This repository hosts example projects used for exploring KServe and Nvidia NIM with the goal of integrating Nvidia NIM into Red Hat OpenShift AI.
- The pocs folder hosts the various POC scenarios designed with Kustomize.
- The builds folder hosts built manifests from the above-mentioned pocs for accessibility.
All POC executions require Red Hat OpenShift AI.
Kserve supports three types of deployment. We explored two of them. Serverless, and Raw.
Serverless Deployment, the default deployment type for Kserve, it leverages Knative.
Model Used | kserve-sklearnserver |
POC Instructions | Click here |
Built Manifests | Click here |
Key Takeaways
- The storageUri specification from the InferenceService is used for triggering Kserve's Storage Initializer Container for downloading the model prior to runtime.
With Raw Deployment, Kserve leverages Kubernetes core resources.
Model Used | kserve-sklearnserver |
POC Instructions | Click here |
Built Manifests | Click here |
Key Takeaways
- The storageUri specification from the InferenceService is used for triggering Kserve's Storage Initializer Container for downloading the model prior to runtime.

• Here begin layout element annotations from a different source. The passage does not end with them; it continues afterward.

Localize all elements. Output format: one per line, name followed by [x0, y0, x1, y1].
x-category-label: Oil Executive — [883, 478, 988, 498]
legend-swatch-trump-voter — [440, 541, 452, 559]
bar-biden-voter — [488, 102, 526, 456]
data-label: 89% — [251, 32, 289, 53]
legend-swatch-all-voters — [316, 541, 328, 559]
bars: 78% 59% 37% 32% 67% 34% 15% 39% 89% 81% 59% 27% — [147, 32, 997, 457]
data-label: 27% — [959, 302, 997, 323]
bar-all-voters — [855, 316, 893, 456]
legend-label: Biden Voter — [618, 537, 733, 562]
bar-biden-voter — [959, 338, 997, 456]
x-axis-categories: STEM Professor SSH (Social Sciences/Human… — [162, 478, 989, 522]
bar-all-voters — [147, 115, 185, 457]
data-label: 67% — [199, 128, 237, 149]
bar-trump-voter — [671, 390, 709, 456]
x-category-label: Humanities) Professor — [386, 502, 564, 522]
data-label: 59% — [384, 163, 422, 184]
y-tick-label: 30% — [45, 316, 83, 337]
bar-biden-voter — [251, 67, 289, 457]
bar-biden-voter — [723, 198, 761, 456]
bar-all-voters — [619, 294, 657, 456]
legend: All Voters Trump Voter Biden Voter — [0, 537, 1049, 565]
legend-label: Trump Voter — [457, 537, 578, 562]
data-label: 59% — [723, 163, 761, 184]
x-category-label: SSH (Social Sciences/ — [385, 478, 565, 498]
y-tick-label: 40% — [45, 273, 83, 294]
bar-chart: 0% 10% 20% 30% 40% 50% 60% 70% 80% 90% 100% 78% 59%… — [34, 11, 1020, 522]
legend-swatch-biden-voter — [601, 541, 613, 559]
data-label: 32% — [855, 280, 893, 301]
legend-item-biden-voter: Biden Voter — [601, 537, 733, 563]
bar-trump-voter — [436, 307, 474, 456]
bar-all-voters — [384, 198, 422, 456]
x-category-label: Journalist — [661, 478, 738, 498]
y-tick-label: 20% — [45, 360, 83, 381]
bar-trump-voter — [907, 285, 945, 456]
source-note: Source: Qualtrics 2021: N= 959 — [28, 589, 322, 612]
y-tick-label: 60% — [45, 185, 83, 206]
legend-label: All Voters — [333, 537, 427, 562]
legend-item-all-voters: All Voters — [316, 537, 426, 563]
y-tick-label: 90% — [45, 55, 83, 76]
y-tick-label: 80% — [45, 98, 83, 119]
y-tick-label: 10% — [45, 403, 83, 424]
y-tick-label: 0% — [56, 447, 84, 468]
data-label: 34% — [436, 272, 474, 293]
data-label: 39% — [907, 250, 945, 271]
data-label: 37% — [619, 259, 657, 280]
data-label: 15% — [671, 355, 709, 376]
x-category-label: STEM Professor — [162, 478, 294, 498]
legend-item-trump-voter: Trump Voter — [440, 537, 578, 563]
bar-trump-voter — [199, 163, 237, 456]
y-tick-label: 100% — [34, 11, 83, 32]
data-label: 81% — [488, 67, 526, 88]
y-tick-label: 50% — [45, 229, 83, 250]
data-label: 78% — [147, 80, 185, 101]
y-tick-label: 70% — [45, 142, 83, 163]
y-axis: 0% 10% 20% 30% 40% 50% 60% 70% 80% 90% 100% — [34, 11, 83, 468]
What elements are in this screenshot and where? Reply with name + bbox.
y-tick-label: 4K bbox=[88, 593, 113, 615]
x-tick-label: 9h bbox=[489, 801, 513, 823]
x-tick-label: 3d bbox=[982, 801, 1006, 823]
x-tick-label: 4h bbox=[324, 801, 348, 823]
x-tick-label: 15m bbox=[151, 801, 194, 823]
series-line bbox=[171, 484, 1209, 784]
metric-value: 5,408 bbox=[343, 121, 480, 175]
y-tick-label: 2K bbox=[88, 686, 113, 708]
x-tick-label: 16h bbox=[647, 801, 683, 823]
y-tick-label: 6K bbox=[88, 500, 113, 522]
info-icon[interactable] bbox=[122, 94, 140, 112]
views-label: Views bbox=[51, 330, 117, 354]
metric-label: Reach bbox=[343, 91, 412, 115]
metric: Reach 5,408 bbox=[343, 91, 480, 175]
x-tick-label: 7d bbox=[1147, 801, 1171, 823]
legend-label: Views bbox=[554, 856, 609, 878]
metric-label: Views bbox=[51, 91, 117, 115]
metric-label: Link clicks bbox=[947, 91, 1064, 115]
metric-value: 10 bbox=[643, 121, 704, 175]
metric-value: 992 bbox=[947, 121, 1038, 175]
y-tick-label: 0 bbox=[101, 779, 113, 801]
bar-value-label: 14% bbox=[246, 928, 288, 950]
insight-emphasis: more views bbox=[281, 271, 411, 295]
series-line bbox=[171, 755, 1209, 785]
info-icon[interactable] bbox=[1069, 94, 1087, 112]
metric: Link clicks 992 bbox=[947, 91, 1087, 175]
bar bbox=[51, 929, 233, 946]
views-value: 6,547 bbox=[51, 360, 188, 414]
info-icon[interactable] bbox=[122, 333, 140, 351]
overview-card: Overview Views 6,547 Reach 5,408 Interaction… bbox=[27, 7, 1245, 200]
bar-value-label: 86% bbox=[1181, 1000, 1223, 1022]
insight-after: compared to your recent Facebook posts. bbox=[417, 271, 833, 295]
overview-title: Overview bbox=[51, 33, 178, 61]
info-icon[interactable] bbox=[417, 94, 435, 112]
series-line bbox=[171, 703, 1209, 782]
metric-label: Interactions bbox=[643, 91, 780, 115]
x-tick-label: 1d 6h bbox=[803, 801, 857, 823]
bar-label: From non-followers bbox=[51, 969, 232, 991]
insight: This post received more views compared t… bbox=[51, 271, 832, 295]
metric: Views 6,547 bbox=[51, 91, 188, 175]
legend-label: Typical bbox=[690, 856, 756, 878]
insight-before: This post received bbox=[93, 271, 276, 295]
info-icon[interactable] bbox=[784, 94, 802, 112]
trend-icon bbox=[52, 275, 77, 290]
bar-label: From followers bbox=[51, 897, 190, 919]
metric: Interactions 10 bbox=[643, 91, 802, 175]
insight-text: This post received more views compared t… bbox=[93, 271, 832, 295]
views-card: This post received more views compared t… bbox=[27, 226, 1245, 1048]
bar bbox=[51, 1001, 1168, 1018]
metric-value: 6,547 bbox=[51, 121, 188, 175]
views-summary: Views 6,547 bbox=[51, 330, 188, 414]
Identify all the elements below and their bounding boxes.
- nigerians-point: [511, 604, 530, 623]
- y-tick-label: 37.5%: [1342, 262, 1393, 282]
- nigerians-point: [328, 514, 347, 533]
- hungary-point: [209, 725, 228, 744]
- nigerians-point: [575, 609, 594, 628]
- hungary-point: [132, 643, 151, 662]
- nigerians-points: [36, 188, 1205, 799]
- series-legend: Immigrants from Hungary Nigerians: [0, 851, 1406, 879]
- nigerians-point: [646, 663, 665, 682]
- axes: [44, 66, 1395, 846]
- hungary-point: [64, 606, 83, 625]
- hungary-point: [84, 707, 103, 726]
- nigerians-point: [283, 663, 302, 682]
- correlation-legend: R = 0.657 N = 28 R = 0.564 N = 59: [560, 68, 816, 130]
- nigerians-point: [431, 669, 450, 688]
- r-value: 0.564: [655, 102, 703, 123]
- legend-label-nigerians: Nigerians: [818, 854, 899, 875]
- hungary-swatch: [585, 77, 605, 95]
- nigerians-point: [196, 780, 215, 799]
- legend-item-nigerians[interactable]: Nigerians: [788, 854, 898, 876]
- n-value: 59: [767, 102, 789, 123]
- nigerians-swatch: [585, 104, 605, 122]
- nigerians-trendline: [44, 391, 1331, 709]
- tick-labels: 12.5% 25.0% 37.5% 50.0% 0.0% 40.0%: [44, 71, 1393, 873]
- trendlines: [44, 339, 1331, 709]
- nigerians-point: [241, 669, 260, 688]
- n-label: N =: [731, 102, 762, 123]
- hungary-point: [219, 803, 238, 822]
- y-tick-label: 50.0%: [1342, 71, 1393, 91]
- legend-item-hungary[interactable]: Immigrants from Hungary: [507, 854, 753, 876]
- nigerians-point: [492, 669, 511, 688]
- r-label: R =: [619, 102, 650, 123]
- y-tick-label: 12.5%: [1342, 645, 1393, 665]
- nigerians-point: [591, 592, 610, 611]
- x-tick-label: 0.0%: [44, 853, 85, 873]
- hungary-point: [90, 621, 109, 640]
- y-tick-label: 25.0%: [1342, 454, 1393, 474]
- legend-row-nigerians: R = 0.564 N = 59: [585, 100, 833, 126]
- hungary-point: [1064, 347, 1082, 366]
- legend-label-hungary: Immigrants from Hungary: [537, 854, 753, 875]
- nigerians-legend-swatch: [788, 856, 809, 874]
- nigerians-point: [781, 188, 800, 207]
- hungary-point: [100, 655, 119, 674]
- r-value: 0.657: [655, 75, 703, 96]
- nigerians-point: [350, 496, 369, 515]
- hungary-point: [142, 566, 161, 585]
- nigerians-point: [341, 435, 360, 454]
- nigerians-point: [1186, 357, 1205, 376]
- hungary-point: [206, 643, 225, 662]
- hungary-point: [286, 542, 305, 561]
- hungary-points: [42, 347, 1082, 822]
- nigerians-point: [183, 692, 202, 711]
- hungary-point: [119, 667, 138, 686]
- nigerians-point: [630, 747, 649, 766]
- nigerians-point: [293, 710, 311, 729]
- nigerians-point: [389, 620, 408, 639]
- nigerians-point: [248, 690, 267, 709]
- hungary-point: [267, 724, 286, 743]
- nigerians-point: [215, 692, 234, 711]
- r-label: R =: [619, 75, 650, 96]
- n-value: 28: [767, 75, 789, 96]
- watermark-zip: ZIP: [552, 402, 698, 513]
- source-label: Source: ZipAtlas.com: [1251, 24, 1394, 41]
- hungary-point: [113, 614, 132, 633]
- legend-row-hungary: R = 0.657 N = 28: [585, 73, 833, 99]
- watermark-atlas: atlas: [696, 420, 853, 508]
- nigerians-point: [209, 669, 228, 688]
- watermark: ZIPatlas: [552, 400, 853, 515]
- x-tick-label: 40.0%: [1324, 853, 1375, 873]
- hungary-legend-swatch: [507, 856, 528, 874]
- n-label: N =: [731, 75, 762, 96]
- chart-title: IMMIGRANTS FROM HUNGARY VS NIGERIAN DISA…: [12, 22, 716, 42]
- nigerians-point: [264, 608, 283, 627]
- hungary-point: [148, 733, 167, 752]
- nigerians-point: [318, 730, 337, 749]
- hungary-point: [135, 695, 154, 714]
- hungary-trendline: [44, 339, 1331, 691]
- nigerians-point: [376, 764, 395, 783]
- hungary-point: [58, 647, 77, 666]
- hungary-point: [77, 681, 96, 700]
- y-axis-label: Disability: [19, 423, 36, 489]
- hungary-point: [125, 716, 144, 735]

- Annotating the InferenceService with
serving.kserve.io/deploymentMode: RawDeployment
triggers a Raw Deployment.
Prerequisites!
Before proceeding, grab your NGC API Key and create the following two secret data files (git-ignored):
The files are saved in the no-cache POC folder but are used by all scenarios in this context.
# the following will be used in an opaque secret mounted into the runtime
echo "NGC_API_KEY=ngcapikeygoeshere" > pocs/persistence-and-caching/no-cache/ngc.env
# the following will be used as the pull image secret for the underlying runtime deployment
echo "{
\"auths\": {
\"nvcr.io\": {
\"username\": \"\$oauthtoken\",
\"password\": \"ngcapikeygoeshere\"
}
}
}" > pocs/persistence-and-caching/no-cache/ngcdockerconfig.json
In this scenario, Nvidia NIM is in charge of downloading the required models; however, the target volume is not persistent, and the download process will occur for every Pod created and will be reflected in scaling time.
Model Used | nvidia-nim-llama3-8b-instruct |
POC Instructions | Click here |
Built Manifests | Click here |
Key Takeaways
- The storageUri specification from the InferenceService is NOT required.
- We set the NIM_CACHE_PATH environment variable is set to /mnt/models (empty-dir).
In this scenario, Nvidia NIM is in charge of downloading the required models; the download target is a PVC.
kubernetes.podspec-persistent-volume-claim: "enabled"
kubernetes.podspec-persistent-volume-write: "enabled"
Model Used | nvidia-nim-llama3-8b-instruct |
POC Instructions | Click here |
Built Manifests | Click here |
Key Takeaways
- The storageUri specification from the InferenceService is NOT required.
- We added a PVC setting the storage class to OpenShift's default gp3-csi.
- We added a Volume to the ServingRuntime connected to the above-mentioned PVC.
- We added a VolumeMount to the ServingRuntime mounting the above-mentioned Volume to /mnt/nim/models.
- We set the NIM_CACHE_PATH environment variable is set to above-mentioned /mnt/nim/models.
In this scenario, Nvidia NIM is in charge of downloading the required models; the download target is a PVC. Using writable PVCs is applicable with Kserve's Raw Deployment.
Model Used | nvidia-nim-llama3-8b-instruct |
POC Instructions | Click here |
Built Manifests | Click here |
Key Takeaways
- The storageUri specification from the InferenceService is NOT required.
- We added a PVC setting the storage class to OpenShift's default gp3-csi.
- We added a Volume to the ServingRuntime connected to the above-mentioned PVC.
- We added a VolumeMount to the ServingRuntime mounting the above-mentioned Volume to /mnt/nim/models.
- We set the NIM_CACHE_PATH environment variable is set to above-mentioned /mnt/nim/models.
- Annotating the InferenceService with
serving.kserve.io/deploymentMode: RawDeployment
triggers a Raw Deployment. - We added maxReplicas for the Predictor, which is required for using HPA.